Edit: made another correction, so that this works for absolute-value fractions equal to 0.5 and not equal to 0.5.
https://github.com/data-apis/array-api/issues/726
For round, you can use np.around
Although np.around is not np.round
, (despite the np.around documentation saying that it's an alias), it's also not a ufunc:
>>> np.around
<function around at 0x763385fef6b0>
>>> isinstance(np.round, np.ufunc)
False
>>> isinstance(np.around, np.ufunc)
False
and so Awkward would need the same NEP-18 overload for np.around
as it does for np.round
. I'll add that to the title.
Ah now I remember - IIRC at one point I patched awkward to implement the round ufunc, but you could only overload around
, not round
. I don't know if that's still the case!
That's strange, since they're both not ufuncs. I would have thought that both of them would need to have a NEP-18 style overload (__array_function__
).
I added support for angle
along with real
and imag
in the branch 2917-npreal-npimag-npround-nparound-cant-take-an-awkward-array-as-input. I have not implemented real_if_close
yet, which has the same issues.
Looking into round
and around
. Indeed the documentation claims that round and around are aliases.

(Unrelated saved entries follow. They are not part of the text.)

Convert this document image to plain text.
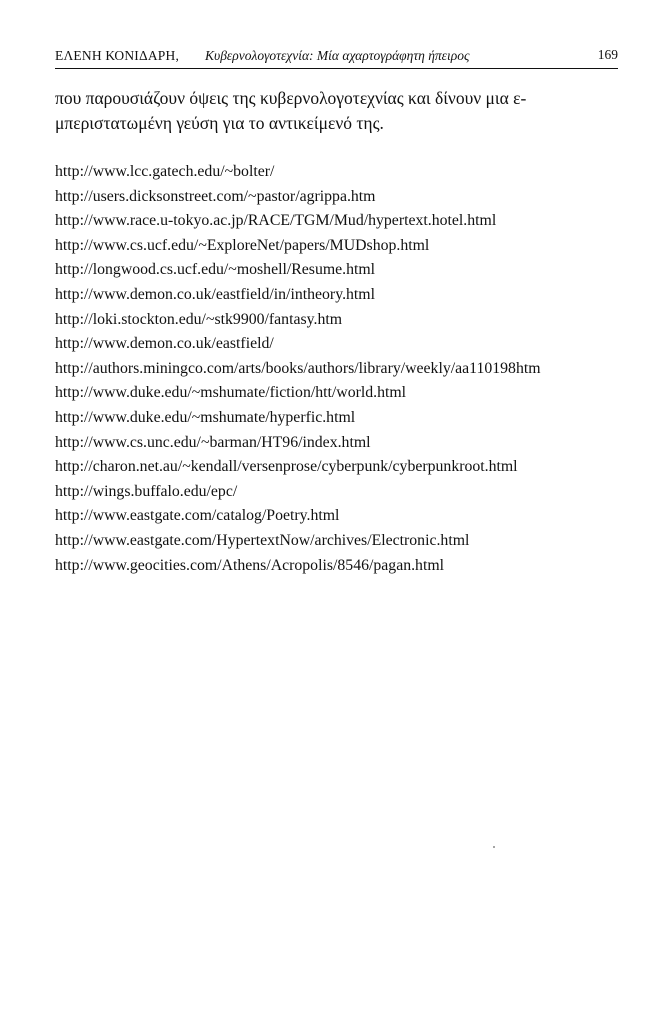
ΕΛΕΝΗ ΚΟΝΙΔΑΡΗ, Κυβερνολογοτεχνία: Μία αχαρτογράφητη ήπειρος	169

που παρουσιάζουν όψεις της κυβερνολογοτεχνίας και δίνουν μια ε-
μπεριστατωμένη γεύση για το αντικείμενό της.

http://www.lcc.gatech.edu/~bolter/
http://users.dicksonstreet.com/~pastor/agrippa.htm
http://www.race.u-tokyo.ac.jp/RACE/TGM/Mud/hypertext.hotel.html
http://www.cs.ucf.edu/~ExploreNet/papers/MUDshop.html
http://longwood.cs.ucf.edu/~moshell/Resume.html
http://www.demon.co.uk/eastfield/in/intheory.html
http://loki.stockton.edu/~stk9900/fantasy.htm
http://www.demon.co.uk/eastfield/
http://authors.miningco.com/arts/books/authors/library/weekly/aa110198htm
http://www.duke.edu/~mshumate/fiction/htt/world.html
http://www.duke.edu/~mshumate/hyperfic.html
http://www.cs.unc.edu/~barman/HT96/index.html
http://charon.net.au/~kendall/versenprose/cyberpunk/cyberpunkroot.html
http://wings.buffalo.edu/epc/
http://www.eastgate.com/catalog/Poetry.html
http://www.eastgate.com/HypertextNow/archives/Electronic.html
http://www.geocities.com/Athens/Acropolis/8546/pagan.html
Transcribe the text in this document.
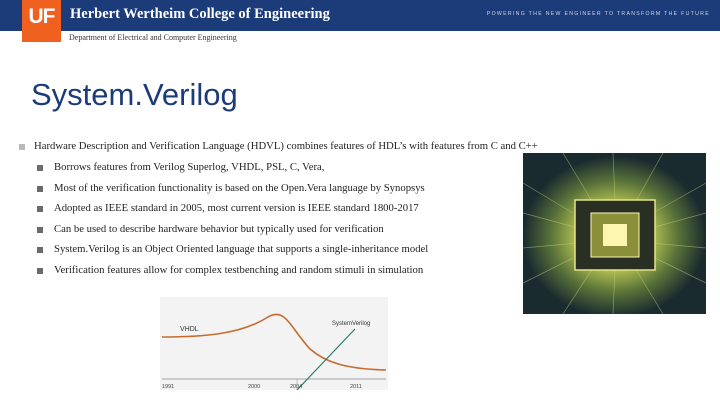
Herbert Wertheim College of Engineering	POWERING THE NEW ENGINEER TO TRANSFORM THE FUTURE
UF
Department of Electrical and Computer Engineering
System.Verilog
Hardware Description and Verification Language (HDVL) combines features of HDL’s with features from C and C++
Borrows features from Verilog Superlog, VHDL, PSL, C, Vera,
Most of the verification functionality is based on the Open.Vera language by Synopsys
Adopted as IEEE standard in 2005, most current version is IEEE standard 1800-2017
Can be used to describe hardware behavior but typically used for verification
System.Verilog is an Object Oriented language that supports a single-inheritance model
Verification features allow for complex testbenching and random stimuli in simulation
VHDL
SystemVerilog
1991	2000	2004	2011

What is our policy for supporting numpy functions? real
and imag
(and abs
which is a ufunc) are part of the array API standard, while angle
is not. round
is, around
is not.
round
is related to ceil, fix, floor, rint, and trunc (according to the docstring for round). Of those, only round and fix are not ufuncs.
Should we support round
, but not around
or fix
? Do we draw a line somewhere between numpy operations that we do and do not intend to support? IMO, of these functions, floor and ceil are generally useful while the others are probably quite niche.
My view is that we can do this iteratively. It's definitely useful to have real
, imag
, and round
. With ceil
and floor
, we then have a fairly comprehensive set of float manipulation routines. I'd be happy to stop there, and revisit if we get a feature report.